BUGÜNKÜ DÜNYADA KAPALI, OTORİTER REJİMLERE ARTIK YER YOK
Cumhurbaşkanı Gül, yapılan açıklamaların ardından basın mensuplarının sorularını da cevaplarken, yapılan görüşmelerde Libya ve Ortadoğu ülkelerinde yaşanan olayların ve bölgeye yansımalarının da değerlendirildiğini söyledi. Gül, “Bu konuyla ilgili görüşlerim gayet açık. Olup bitenlerin aslında çok sürpriz olmaması gerekir. Bugünkü dünyada kapalı, otoriter rejimlere artık yer yoktur. Dolayısıyla bazı ülkeler bunu kolaylaştırıyor, bazı ülkeler ise bu değişime direniyor. Direnmenin bir anlamı yok. Sonunda her şeyin halkın arzusu ve iradesi şeklinde olması gerekir. Kim buna öncülük ederse ülkesindeki karmaşaya fırsat vermemiş olur. O yüzden biz bu ülkelerin demokratikleşme eğilimini, reformları güçlü bir şekilde destekliyoruz” dedi. Gül, bir soru üzerine de iki ülke arasındaki bazı sorunların çözümü amacıyla kurulan ikili karma komisyonun daha sık toplanması ve gündemine hakim olması gerektiğini kaydetti. Türkiye’nin siyasi iradesinin yapıcı ve olumlu yönde olduğunu da vurgulayan Gül, “Komşuluğun ne olduğunu herkesin bilmesi gerekir. Bir apartmanda aileler arasında iyi komşuluk, iyi ilişki yoksa huzur da olmaz. Komşular arasında iyi dostluk ve işbirliği varsa bundan herkesin çıkarı olur. Bu anlayış içinde iki ülkenin ve halkların böyle düşündüğüne inanıyorum. Zaten bugün, böyle bir ortam içindeyiz. Gerek hükümetler gerek devlet kurumları bu anlayışa sahiptir” dedi.

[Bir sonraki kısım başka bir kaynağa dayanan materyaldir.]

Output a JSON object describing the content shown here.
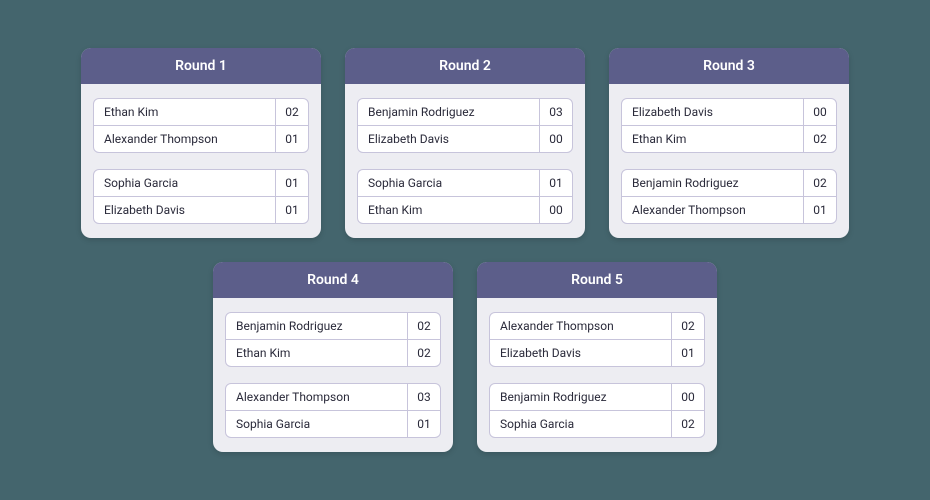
{
  "rounds": [
    {
      "title": "Round 1",
      "matches": [
        {
          "players": [
            {
              "name": "Ethan Kim",
              "score": "02"
            },
            {
              "name": "Alexander Thompson",
              "score": "01"
            }
          ]
        },
        {
          "players": [
            {
              "name": "Sophia Garcia",
              "score": "01"
            },
            {
              "name": "Elizabeth Davis",
              "score": "01"
            }
          ]
        }
      ]
    },
    {
      "title": "Round 2",
      "matches": [
        {
          "players": [
            {
              "name": "Benjamin Rodriguez",
              "score": "03"
            },
            {
              "name": "Elizabeth Davis",
              "score": "00"
            }
          ]
        },
        {
          "players": [
            {
              "name": "Sophia Garcia",
              "score": "01"
            },
            {
              "name": "Ethan Kim",
              "score": "00"
            }
          ]
        }
      ]
    },
    {
      "title": "Round 3",
      "matches": [
        {
          "players": [
            {
              "name": "Elizabeth Davis",
              "score": "00"
            },
            {
              "name": "Ethan Kim",
              "score": "02"
            }
          ]
        },
        {
          "players": [
            {
              "name": "Benjamin Rodriguez",
              "score": "02"
            },
            {
              "name": "Alexander Thompson",
              "score": "01"
            }
          ]
        }
      ]
    },
    {
      "title": "Round 4",
      "matches": [
        {
          "players": [
            {
              "name": "Benjamin Rodriguez",
              "score": "02"
            },
            {
              "name": "Ethan Kim",
              "score": "02"
            }
          ]
        },
        {
          "players": [
            {
              "name": "Alexander Thompson",
              "score": "03"
            },
            {
              "name": "Sophia Garcia",
              "score": "01"
            }
          ]
        }
      ]
    },
    {
      "title": "Round 5",
      "matches": [
        {
          "players": [
            {
              "name": "Alexander Thompson",
              "score": "02"
            },
            {
              "name": "Elizabeth Davis",
              "score": "01"
            }
          ]
        },
        {
          "players": [
            {
              "name": "Benjamin Rodriguez",
              "score": "00"
            },
            {
              "name": "Sophia Garcia",
              "score": "02"
            }
          ]
        }
      ]
    }
  ]
}
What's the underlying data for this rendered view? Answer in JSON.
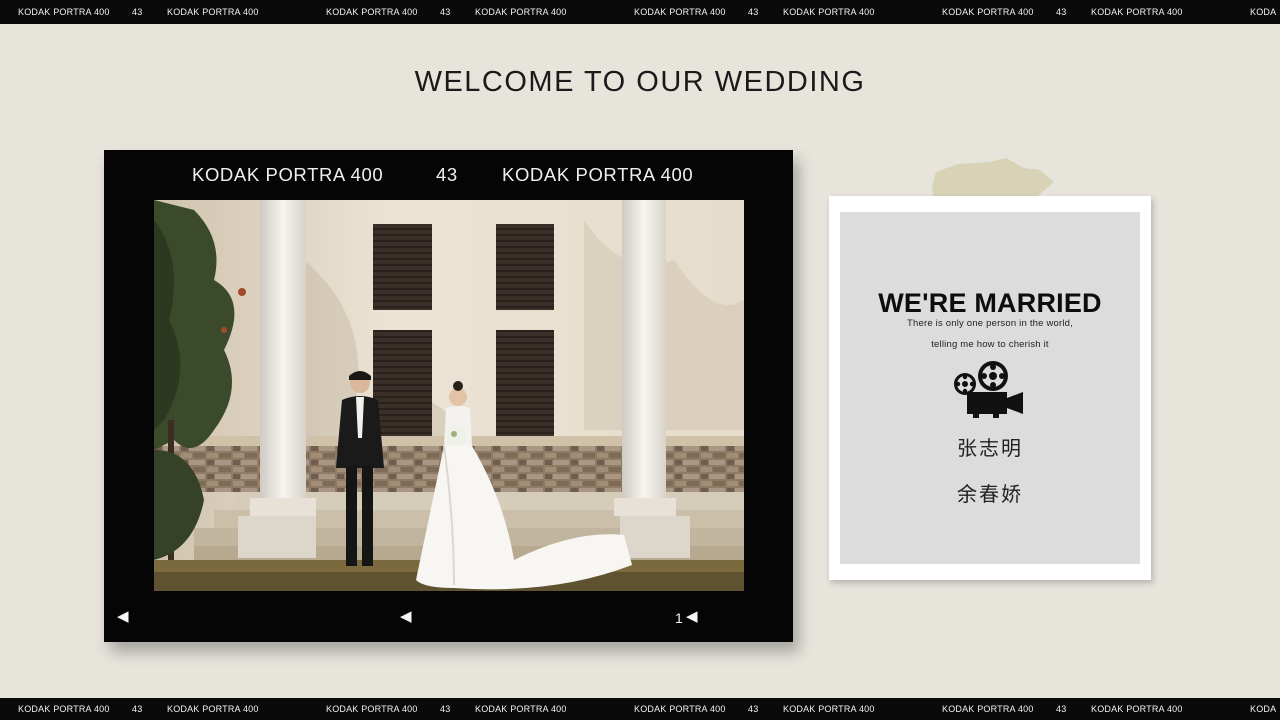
{
  "strip": {
    "brand": "KODAK PORTRA 400",
    "number": "43",
    "brand_end": "KODA"
  },
  "page": {
    "title": "WELCOME TO OUR WEDDING"
  },
  "film": {
    "label_left": "KODAK PORTRA 400",
    "number": "43",
    "label_right": "KODAK PORTRA 400",
    "frame_number": "1",
    "arrow_icon": "triangle-left-icon"
  },
  "card": {
    "title": "WE'RE MARRIED",
    "line1": "There is only one person in the world,",
    "line2": "telling me how to cherish it",
    "icon": "film-camera-icon",
    "groom": "张志明",
    "bride": "余春娇"
  },
  "colors": {
    "background": "#e7e4dc",
    "film": "#050505",
    "tape": "#d8d2b6",
    "card_inner": "#dcdcdc"
  }
}
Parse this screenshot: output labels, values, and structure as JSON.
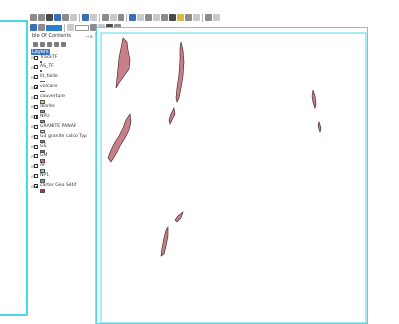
{
  "toc": {
    "title": "ble Of Contents",
    "pin": "⊣",
    "close": "×",
    "root_label": "Layers",
    "layers": [
      {
        "name": "TrackTF",
        "checked": false,
        "symbol": "dot",
        "color": "#222222"
      },
      {
        "name": "AS_TF",
        "checked": false,
        "symbol": "dot",
        "color": "#222222"
      },
      {
        "name": "lit_faille",
        "checked": false,
        "symbol": "line",
        "color": "#b23a6a"
      },
      {
        "name": "volcans",
        "checked": true,
        "symbol": "line",
        "color": "#c23060"
      },
      {
        "name": "couverture",
        "checked": false,
        "symbol": "sq",
        "color": "#e8e430"
      },
      {
        "name": "diorite",
        "checked": false,
        "symbol": "sq",
        "color": "#6aa0e0"
      },
      {
        "name": "NPU",
        "checked": true,
        "symbol": "sq",
        "color": "#c77f8a"
      },
      {
        "name": "GRANITE PANAF",
        "checked": false,
        "symbol": "sq",
        "color": "#d6d6d6"
      },
      {
        "name": "G3 granite calco Typ",
        "checked": false,
        "symbol": "sq",
        "color": "#a07a5a"
      },
      {
        "name": "GS",
        "checked": false,
        "symbol": "sq",
        "color": "#6a7a4a"
      },
      {
        "name": "GM",
        "checked": false,
        "symbol": "sq",
        "color": "#e45aa8"
      },
      {
        "name": "AF",
        "checked": false,
        "symbol": "sq",
        "color": "#58e0e0"
      },
      {
        "name": "NP1",
        "checked": false,
        "symbol": "sq",
        "color": "#58c058"
      },
      {
        "name": "carter Geo Sétif",
        "checked": true,
        "symbol": "sq",
        "color": "#e02020"
      }
    ]
  },
  "colors": {
    "frame": "#4fd8e8",
    "polygon_fill": "#c77f8a",
    "polygon_stroke": "#3a1a1e"
  }
}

PIRVANOV, NABUCCO PROJESİ İKİ ÜLKENİN DE YARARINA OLACAKTIR
Bulgaristan Cumhurbaşkanı Georgi Pırvanov, Türkiye ile Bulgaristan arasında bazı sorunlar olduğunu, ancak bunların çözülebileceğini belirterek, “Görüşmelerde, iki ülke arasındaki sorunların çözümü için siyasi iradenin mevcut olması ve ifade edilmesi gerektiğini vurguladık. İki ülke hükümetlerinin bu konular üzerinde aktif olarak çalışacağına inanıyorum” dedi. Pırvanov, ilişkilerin, hükümetlerin değişmesinden etkilenmeden devamlılık esasıyla ilerlediğini belirtti. Türkiye ile Bulgaristan arasındaki ticaret hacminin hızla arttığını da belirten Pırvanov, 2008 yılında 900 milyon dolar düzeyinde olan hacmin, günümüzde 4-5 milyar dolara ulaştığını vurguladı. Görüşmede, iki ülke arasındaki enerji işbirliği imkanlarını da değerlendirdiklerini belirten Pırvanov, “Türkiye ve Bulgaristan’ı da kapsayan Nabucco projesi iki ülkenin de yararına olacaktır” dedi. Türkiye ile Bulgaristan arasında kurulacak doğalgaz iletim hattında gecikme olduğunu belirten Pırvanov, bağlantıyı doğalgaz iletim krizleri döneminde by-pass olarak kullanılacak bir hat olarak değil, doğalgaz tedariki için sürekli değerlendirilecek hat olarak gördüklerini vurguladı. Pırvanov, enerji alanında Bulgaristan’ın Azerbaycan ve Türkmenistan gibi tedarikçi ülkelerle görüşmeler yaptığını ve projenin son dönemde ivme kazandığını belirtirken, “Bulgargaz, BOTAŞ ve Azerbaycan SOCAR şirketleri arasında üçlü görüşme başlatılması önerimi yinelemek istiyorum. Bu görüşmede, sistemler arası bağlantı hattının teknolojik ayrıntıları değerlendirilebilecektir” dedi.
Bulgaristan’ın Türkiye’ye vizeleri kaldırmayı düşünüp düşünmediğine ilişkin bir soruya ise Pırvanov, ülkesinin vize politikasının üyesi olduğu AB vize politikasına uygun olduğu cevabını verdi. Pırvanov, konunun kurumlar arası komisyon çalışmasıyla çözülmesi gerektiğini de öne sürdü.